President Donald Trump is expected to announce later Tuesday whether he will withdraw the United States from a 2015 agreement with Iran and world powers under which Tehran agreed to limit its nuclear activities in return for sanctions relief.
European countries and other proponents of the deal say it prevents Iran from quickly developing nuclear weapons. Critics of the deal, including Israeli Prime Minister Benjamin Netanyahu, say it doesn’t go far enough, and that sunset provisions would allow Iran to resume its pursuit of nuclear weapons in the future.
Iran denies ever seeking atomic weapons, and has committed to not doing so as part of the agreement.
Trump has repeatedly criticized the deal and has indicated he will withdraw from it. It’s unclear how Iran would respond to such a move, but analysts say it is unlikely to immediately resume its pre-2015 nuclear activities.

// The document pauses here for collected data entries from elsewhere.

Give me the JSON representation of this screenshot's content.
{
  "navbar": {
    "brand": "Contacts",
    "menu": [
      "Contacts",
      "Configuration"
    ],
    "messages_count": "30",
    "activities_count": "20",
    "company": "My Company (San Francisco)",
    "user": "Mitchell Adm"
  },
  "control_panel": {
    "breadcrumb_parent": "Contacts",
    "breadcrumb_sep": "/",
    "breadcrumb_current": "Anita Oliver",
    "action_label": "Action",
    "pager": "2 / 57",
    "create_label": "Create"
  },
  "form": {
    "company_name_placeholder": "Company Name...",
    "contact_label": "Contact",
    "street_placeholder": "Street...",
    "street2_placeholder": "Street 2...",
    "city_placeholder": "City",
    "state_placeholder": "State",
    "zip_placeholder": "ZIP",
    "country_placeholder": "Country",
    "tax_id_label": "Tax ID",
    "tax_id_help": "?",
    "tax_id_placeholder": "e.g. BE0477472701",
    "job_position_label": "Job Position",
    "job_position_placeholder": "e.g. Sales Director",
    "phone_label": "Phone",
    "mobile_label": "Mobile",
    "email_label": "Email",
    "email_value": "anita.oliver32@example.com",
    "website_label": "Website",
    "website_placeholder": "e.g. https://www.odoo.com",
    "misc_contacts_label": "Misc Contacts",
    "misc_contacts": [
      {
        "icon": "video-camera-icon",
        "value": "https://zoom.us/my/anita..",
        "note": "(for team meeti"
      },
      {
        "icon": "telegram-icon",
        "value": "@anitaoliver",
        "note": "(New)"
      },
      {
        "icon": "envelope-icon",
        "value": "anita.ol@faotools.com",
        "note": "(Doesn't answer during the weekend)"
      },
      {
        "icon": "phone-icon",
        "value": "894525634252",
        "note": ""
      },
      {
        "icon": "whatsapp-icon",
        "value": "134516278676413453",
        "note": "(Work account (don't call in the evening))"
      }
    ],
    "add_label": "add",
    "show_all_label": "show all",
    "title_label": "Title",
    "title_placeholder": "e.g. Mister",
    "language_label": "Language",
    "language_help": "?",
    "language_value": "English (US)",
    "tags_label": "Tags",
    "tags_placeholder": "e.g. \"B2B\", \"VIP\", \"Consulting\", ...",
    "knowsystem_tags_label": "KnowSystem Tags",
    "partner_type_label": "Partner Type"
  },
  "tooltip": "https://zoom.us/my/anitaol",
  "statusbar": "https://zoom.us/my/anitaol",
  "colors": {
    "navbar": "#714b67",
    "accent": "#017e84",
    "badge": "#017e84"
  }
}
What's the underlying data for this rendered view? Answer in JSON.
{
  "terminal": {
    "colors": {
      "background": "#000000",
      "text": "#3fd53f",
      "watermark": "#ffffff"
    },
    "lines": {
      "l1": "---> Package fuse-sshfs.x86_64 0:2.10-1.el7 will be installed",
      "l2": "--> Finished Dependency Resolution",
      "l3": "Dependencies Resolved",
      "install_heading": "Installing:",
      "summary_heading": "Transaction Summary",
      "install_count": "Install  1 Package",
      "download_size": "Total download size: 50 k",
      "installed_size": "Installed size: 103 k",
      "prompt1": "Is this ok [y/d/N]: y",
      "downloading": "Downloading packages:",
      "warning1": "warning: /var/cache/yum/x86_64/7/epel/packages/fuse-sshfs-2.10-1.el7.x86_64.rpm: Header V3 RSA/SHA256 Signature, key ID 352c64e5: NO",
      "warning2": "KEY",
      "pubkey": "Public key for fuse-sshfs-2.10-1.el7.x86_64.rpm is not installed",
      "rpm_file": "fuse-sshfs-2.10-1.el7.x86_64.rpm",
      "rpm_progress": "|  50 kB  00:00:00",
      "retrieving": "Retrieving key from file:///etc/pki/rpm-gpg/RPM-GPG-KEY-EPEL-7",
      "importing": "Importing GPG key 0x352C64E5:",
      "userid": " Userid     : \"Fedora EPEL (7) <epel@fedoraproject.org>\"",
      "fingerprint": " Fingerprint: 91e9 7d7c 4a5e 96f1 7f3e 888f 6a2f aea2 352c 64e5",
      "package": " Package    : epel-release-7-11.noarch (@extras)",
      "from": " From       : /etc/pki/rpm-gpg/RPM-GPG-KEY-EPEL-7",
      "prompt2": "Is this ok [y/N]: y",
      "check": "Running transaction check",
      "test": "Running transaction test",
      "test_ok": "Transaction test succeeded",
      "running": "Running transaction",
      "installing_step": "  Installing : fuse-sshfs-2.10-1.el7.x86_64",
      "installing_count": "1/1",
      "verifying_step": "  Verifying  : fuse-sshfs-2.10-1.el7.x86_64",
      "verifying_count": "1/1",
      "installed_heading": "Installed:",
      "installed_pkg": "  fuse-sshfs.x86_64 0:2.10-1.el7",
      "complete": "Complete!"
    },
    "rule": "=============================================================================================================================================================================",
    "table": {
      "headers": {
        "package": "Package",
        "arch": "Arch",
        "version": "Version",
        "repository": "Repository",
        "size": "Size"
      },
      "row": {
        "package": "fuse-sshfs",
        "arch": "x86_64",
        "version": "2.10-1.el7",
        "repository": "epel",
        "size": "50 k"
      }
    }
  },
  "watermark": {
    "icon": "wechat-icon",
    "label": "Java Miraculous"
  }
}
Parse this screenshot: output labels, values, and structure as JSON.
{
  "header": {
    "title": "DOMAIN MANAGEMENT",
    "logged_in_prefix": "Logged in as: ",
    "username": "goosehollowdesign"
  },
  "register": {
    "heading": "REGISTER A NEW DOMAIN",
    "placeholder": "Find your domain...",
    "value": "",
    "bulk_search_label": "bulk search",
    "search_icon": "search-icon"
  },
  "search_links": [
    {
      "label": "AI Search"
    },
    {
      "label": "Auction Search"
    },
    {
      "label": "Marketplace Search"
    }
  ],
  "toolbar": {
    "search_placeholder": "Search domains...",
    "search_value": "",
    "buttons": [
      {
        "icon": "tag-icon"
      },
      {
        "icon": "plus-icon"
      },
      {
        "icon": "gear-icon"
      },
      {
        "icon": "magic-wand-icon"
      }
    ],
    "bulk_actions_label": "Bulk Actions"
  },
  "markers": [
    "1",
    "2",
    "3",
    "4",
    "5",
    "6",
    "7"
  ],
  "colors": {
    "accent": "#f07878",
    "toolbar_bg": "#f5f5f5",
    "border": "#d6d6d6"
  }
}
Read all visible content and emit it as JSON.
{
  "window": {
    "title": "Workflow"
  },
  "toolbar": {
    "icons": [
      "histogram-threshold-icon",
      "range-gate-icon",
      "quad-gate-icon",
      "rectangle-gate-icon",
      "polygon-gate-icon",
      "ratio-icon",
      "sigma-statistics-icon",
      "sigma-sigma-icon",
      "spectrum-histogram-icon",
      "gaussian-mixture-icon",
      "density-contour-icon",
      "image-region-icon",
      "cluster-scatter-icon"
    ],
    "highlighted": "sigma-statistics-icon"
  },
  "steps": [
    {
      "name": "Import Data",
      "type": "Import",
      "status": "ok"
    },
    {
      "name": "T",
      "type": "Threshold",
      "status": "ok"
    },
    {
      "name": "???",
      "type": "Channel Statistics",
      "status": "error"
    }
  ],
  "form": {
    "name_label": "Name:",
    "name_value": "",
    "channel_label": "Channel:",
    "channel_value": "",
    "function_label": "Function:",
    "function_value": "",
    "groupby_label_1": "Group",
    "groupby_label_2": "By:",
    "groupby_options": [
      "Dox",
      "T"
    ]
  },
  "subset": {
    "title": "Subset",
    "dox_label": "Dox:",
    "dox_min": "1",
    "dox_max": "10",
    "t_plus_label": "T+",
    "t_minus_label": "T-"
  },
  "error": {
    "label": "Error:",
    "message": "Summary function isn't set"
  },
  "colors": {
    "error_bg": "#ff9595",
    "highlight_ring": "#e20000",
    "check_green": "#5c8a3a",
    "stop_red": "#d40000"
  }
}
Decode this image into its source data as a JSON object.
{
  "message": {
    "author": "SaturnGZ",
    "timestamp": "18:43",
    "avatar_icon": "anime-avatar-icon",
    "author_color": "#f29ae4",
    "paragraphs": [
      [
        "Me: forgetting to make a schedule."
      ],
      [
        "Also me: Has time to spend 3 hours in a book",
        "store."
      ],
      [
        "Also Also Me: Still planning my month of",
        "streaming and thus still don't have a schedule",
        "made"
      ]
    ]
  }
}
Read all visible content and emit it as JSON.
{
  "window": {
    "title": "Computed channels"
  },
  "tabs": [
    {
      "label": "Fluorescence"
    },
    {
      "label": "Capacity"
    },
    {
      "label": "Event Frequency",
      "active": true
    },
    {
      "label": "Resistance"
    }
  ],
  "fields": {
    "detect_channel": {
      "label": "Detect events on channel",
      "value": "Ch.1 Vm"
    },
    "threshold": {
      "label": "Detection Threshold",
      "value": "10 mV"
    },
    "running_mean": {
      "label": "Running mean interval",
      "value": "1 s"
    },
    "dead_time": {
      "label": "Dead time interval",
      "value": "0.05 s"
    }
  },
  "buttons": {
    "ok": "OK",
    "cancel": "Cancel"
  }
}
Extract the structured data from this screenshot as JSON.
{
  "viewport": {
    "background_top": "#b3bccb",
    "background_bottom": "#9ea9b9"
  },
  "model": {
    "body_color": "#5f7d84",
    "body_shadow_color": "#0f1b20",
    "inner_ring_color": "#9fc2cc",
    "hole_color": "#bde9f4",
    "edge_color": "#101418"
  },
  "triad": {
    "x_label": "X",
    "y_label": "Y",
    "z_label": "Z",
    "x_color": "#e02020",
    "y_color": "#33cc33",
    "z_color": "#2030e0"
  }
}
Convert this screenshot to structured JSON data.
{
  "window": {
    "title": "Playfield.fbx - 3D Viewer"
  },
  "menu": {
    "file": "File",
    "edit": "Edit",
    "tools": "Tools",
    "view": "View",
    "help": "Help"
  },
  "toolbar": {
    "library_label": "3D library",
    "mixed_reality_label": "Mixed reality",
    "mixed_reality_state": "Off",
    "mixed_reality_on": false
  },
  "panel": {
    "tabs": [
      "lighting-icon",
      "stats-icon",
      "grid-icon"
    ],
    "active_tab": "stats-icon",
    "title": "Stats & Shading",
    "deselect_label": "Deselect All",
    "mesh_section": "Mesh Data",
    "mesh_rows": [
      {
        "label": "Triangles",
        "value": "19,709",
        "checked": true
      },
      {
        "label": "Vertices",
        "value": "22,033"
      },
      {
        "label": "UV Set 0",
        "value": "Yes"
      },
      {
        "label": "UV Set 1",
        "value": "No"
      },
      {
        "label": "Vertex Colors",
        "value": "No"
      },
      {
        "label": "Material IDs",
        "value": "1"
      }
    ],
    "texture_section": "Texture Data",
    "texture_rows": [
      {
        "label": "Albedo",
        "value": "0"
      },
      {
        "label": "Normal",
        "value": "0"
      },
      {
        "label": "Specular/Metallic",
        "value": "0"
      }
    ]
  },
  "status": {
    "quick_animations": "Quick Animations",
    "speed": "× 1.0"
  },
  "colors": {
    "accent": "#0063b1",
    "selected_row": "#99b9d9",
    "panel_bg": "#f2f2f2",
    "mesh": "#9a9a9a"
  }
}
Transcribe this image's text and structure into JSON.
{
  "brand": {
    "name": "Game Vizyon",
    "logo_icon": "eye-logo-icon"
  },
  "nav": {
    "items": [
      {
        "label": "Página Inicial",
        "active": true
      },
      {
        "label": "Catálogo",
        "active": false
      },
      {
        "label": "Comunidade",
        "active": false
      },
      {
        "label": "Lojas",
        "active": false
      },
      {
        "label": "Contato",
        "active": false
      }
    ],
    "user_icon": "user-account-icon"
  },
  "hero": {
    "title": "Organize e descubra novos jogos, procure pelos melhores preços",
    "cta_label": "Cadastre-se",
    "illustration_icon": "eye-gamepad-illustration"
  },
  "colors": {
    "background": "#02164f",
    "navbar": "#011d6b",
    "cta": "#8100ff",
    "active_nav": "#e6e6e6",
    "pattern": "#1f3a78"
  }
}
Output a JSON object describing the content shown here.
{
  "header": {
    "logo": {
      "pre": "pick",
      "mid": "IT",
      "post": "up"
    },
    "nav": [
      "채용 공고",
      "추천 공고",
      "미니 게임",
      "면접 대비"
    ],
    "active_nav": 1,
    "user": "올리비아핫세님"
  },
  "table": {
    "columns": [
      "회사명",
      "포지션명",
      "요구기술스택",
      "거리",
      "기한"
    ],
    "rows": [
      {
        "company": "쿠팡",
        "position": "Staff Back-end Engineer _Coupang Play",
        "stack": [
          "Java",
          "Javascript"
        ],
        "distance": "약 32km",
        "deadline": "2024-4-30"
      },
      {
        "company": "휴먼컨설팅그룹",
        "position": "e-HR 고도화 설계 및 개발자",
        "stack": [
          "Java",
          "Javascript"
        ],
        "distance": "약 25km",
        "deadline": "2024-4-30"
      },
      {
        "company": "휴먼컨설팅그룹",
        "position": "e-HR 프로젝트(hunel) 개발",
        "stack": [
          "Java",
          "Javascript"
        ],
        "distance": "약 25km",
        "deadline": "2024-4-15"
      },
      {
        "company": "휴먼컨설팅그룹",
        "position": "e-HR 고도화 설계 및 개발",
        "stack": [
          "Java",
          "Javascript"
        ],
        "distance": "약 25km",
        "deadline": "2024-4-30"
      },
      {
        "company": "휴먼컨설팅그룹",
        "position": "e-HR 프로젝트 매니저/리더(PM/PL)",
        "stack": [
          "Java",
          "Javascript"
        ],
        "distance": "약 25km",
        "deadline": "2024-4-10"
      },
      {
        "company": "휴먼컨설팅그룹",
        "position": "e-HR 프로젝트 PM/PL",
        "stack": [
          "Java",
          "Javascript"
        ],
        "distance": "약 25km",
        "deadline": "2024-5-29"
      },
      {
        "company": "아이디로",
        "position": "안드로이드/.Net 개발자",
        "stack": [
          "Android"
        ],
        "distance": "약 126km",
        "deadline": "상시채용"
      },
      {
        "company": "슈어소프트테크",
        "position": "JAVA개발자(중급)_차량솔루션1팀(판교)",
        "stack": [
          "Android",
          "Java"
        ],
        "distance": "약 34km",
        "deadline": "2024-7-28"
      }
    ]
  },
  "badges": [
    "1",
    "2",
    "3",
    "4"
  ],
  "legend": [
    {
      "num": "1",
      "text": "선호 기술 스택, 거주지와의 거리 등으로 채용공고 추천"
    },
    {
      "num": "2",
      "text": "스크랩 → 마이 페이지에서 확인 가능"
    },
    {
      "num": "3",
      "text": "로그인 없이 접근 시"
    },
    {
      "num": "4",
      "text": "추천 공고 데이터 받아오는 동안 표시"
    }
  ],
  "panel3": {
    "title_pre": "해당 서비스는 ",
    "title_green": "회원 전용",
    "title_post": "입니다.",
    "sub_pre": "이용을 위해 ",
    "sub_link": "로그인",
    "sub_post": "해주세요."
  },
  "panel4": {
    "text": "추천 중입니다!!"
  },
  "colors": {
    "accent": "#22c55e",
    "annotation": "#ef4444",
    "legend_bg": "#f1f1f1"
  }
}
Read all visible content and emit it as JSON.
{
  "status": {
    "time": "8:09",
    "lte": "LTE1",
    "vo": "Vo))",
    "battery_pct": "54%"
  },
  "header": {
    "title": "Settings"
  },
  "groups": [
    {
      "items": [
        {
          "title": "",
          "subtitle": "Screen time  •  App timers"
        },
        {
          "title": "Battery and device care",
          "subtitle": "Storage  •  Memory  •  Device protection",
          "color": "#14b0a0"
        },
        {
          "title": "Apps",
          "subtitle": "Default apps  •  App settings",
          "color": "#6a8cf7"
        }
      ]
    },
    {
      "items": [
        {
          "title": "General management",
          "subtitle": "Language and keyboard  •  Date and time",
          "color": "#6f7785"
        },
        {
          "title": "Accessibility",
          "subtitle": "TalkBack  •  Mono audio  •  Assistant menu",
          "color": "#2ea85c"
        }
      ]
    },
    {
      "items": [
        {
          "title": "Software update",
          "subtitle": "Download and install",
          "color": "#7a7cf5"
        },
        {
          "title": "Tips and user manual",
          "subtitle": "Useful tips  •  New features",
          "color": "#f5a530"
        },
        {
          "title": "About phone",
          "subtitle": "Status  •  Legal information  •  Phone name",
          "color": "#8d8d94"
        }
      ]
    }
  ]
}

Here’s where Iran’s nuclear program stands under the deal:
URANIUM: Iran only can maintain a stockpile of 300 kilograms (661 pounds) of low-enriched uranium, compared to the 100,000 kilograms (220,460 pounds) of higher-enriched uranium it once had. Iran can only enrich uranium to 3.67 percent, which can be used to fuel a civilian reactor but is far below the 90 percent needed to produce a weapon.
CENTRIFUGES: Iran previously had some 20,000 centrifuges. It now can have no more than 6,104 older-model centrifuges at two inspected sites. Centrifuges are devices that spin rapidly and are used to enrich uranium.
OTHER NUCLEAR SITES: Iran reconfigured a heavy-water reactor so it couldn’t produce plutonium. It agreed to convert its Fordo enrichment site — dug deep into a mountainside — into a research center.
INSPECTIONS: The United Nations’ nuclear watchdog, the International Atomic Energy Commission, can inspect any declared nuclear site at any time. It also can request access to any other site deemed suspicious. Iran has 24 days to allow such an inspection. If Iran refuses, an arbitration panel weighs the request and sanctions can immediately restart.
SUNSET PROVISIONS: Fifteen years after the deal, restrictions on Iran’s uranium enrichment and stockpile size expire.
BALLISTIC MISSILES: Iran’s ballistic missile program is not a part of the nuclear deal, which has led to criticism from opponents of the accord.